As many of you know from following me on social media, I love what I do. I love Spirit and 99% of the time, I love my life. I have always been blessed to serve as an advocate for my fellow members who are differently-abled, or historically labelled “handicapped.” I think it is amazing how far we’ve come, when someone like myself, can be widely embraced and supported through social media or someone like Amy Purdy, an amputee, who is conquering the world one activity at a time, and making a statement in Hollywood, and still, there is so much further to go. I love the blessings and opportunities that the universe is allowing for me as I have a growing clientele who work in Hollywood and the entertainment industry, and, as to be expected, as that clientele has grown, doors have opened, inviting me to be showcased on various media platforms such as talk shows and/or television appearances. Unfortunately, the sad reality is realizing, after interviews and being watched by interested parties, the studios where the appearances would take place, are not wheelchair-accessible. This unspoken barrier in Hollywood floors my mind, when there have been television shows such as Push Girls, that center around women in wheelchairs, and other tv shows with main characters who are in wheelchairs. Although, it does explain why able-bodied actors are used to portray characters in wheelchairs.

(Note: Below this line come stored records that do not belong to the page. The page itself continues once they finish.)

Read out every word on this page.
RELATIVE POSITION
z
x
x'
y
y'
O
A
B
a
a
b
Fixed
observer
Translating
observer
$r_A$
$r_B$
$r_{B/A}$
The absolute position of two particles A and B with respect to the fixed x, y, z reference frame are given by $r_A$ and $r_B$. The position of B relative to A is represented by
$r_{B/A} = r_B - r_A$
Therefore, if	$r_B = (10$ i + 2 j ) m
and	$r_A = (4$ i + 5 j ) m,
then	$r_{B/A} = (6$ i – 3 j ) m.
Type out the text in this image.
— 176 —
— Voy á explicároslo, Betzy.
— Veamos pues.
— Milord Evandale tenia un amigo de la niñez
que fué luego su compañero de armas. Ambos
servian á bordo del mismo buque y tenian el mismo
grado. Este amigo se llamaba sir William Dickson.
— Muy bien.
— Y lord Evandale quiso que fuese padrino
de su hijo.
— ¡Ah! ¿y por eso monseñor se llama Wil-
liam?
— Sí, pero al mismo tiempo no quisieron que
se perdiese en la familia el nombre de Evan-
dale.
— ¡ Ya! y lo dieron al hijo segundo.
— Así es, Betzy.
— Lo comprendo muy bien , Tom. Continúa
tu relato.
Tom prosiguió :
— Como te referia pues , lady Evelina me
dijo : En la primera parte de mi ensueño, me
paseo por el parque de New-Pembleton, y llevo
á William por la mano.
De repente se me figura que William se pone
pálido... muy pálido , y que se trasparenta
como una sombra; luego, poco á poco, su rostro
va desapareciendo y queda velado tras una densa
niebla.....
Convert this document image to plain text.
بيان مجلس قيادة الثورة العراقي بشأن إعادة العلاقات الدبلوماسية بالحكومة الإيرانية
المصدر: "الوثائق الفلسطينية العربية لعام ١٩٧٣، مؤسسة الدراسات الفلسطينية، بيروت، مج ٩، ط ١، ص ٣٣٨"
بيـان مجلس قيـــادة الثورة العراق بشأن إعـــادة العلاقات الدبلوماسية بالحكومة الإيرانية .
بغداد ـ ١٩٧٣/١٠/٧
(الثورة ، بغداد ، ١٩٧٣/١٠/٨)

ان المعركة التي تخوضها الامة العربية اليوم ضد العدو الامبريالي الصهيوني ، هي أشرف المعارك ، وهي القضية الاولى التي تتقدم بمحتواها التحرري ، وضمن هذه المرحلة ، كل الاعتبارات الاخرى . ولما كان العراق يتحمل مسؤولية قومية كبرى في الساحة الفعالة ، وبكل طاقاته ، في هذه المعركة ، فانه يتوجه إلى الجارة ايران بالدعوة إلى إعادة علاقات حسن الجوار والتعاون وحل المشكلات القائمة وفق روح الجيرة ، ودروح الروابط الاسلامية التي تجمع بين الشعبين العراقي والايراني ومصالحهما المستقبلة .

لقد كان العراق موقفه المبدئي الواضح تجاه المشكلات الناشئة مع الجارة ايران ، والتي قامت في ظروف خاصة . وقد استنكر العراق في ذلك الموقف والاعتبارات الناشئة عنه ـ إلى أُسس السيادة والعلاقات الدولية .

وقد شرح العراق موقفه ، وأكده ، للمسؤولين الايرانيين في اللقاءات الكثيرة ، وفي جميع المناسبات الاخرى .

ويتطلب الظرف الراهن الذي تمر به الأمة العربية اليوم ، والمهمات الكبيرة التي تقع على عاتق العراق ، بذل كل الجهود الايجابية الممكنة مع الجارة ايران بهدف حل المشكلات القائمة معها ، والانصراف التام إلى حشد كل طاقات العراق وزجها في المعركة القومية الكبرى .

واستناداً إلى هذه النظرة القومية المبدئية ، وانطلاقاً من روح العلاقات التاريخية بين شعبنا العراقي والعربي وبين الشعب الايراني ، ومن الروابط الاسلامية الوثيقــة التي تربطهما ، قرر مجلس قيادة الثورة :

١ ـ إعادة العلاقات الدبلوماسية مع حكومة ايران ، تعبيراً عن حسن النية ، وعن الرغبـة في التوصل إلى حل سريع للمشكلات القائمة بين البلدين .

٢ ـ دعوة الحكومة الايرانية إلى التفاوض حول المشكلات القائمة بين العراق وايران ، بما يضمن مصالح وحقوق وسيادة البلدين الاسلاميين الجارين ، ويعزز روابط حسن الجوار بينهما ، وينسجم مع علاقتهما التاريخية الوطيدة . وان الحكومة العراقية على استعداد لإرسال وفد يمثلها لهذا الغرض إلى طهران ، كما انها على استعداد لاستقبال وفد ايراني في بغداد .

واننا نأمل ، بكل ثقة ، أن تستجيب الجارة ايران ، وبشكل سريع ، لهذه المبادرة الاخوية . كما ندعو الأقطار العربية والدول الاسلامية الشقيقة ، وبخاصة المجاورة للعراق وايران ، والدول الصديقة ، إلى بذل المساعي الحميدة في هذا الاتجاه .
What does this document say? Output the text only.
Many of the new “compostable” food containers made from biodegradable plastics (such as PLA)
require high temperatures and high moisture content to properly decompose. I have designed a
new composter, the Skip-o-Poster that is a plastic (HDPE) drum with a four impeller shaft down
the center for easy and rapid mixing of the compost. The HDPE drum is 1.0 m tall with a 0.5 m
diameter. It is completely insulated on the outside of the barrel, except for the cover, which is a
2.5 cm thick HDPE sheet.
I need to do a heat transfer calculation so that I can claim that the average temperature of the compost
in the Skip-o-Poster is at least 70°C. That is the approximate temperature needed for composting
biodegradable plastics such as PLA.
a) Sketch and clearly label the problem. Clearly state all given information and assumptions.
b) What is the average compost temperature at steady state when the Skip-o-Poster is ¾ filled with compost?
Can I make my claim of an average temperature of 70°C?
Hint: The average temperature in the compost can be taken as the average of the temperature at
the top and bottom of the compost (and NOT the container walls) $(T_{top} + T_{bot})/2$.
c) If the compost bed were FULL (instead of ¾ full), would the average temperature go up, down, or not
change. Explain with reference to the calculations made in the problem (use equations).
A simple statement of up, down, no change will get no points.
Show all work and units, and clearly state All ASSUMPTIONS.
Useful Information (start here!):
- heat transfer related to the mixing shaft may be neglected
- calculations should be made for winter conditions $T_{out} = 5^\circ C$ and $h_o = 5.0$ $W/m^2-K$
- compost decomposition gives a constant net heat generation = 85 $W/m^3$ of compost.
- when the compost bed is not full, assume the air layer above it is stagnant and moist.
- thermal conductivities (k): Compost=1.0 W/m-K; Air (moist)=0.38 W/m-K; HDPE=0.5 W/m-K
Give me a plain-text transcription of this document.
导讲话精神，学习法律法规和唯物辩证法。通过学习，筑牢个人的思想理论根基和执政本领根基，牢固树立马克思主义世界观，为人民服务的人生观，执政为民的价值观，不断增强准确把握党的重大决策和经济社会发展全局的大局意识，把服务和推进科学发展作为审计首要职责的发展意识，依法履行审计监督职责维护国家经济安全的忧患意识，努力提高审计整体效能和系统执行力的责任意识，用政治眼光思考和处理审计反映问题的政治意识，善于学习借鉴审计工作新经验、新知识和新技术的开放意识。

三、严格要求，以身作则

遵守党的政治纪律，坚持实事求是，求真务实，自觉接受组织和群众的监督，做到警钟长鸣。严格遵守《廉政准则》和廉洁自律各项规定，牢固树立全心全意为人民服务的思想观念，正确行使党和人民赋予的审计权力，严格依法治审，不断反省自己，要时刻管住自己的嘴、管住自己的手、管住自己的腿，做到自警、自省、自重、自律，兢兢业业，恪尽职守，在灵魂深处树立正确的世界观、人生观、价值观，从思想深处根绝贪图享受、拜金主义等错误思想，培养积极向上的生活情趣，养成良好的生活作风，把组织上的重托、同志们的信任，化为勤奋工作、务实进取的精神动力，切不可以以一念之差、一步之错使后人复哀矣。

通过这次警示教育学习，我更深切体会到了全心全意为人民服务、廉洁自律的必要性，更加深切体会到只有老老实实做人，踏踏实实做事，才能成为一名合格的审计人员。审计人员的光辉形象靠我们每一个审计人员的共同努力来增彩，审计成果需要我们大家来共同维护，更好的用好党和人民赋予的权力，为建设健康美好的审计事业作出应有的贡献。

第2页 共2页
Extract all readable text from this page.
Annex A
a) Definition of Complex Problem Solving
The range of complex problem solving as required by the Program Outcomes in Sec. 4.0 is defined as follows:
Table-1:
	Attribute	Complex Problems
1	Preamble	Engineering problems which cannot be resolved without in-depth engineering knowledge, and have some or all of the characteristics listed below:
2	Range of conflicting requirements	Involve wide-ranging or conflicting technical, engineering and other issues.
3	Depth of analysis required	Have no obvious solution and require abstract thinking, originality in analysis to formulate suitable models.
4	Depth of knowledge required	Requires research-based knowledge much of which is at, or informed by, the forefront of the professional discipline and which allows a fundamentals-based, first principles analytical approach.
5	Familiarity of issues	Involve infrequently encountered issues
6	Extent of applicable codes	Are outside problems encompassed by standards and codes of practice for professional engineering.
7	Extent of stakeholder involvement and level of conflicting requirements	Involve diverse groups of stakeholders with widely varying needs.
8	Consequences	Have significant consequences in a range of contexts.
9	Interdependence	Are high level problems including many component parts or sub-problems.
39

I am certainly familiar with the stigmas that can surface in areas of art or artistry. For example, in my first two years of college, I was the first individual in a wheelchair to take choreography, Dance Notation, History of Hip-Hop, Intro and Advanced Modern Dance, and a whole group of other art-related classes that involved dance or movement. Obviously, I was not able to participate in the same way that able-bodied students were able to dance. But, I did learn how to choreograph and put dance numbers together, verbally describing the choreography to able-bodied dancers. I will never forget the first day of class. The dance professor was so closed-minded and completely irate that I refused to leave the class. She insisted that it was a waste of time, and that I would be an observer who was in the way. Fortunately, the angels and my guide helped me to win her over quickly when she realized I had a photographic memory and could verbally describe each dance step precisely. Not only did I learn a greater appreciation for the art of dance, but also on the last day of class, each classmate thanked me for teaching them how to be better dancers, through the art of listening. And the professor even choreographed a piece in my honor, called “Dancing from the Heart.” Sometimes, against all odds, you know you are placed among people for something much greater than the circumstances convey, and although I find great joy in dong my readings and being of service to Spirit, and people from all over, I know that much of the greater picture is to serve as an advocate for differently-abled people, not only by sharing my story and the obstacles I’ve overcome from a wheelchair, and in life, but also to demonstrate that someone who is physicallyh different, still can be a valuable contributor, sexy, have an active social life and bring a perspective that the average person may not.
I recently went to a popular restaurant/bar in Fort Lauderdale, where I was treated like a second-class citizen. The interior of the restaurant had no tables accommodating a wheelchair and the exterior tables that did accommodate for a wheelchair, were typically not available. After an hour wait for a wheelchair accessible table outside (in 90 degree weather), more than one waitress came over and recommended that I eat off of a metal bar stool removed from the outdoor bar. Sadly enough, not fully comprehending what the waitress was asking of me, I agreed. Until she brought a tiny, metal bar stool that I couldn’t get my wheelchair underneath, and left my friend who was accompanying me, to eat with the food on her lap. When i told her I was not comfortable eating off of a metal stool,she insisted that this is how other disabled customers were most often accommodated. When I asked her how many able-bodied customers she had made this suggestion to, she began to giggle, and miraculously, a table outside opened up, where there was not only table available, but all of a sudden, four tables were available. To top it off, when my friend ordered a $10 mimosa, it was 1/4 full, when other mimosas came in all directions to other tables, filled to the top. We found out later that for $5 more, you could have a whole bottle of champagne and orange juice, and miraculously, we were not told of this Sunday brunch option. I am always optimistic and look for the best in every situation, though this particular experience was over and beyond outrageous, and I am a firm believer that when you remain silent when an injustice occurs, you might as well be committing the injustice yourself. I still view these experiences as blessings, as they open the door to raise awareness and the vibrational consciousness of humanity. So, I will continue on my journey to make a difference with the main intention of helping society embrace the true colors of all individuals, no matter the shape, color, formation or limitations of the light that each person shines.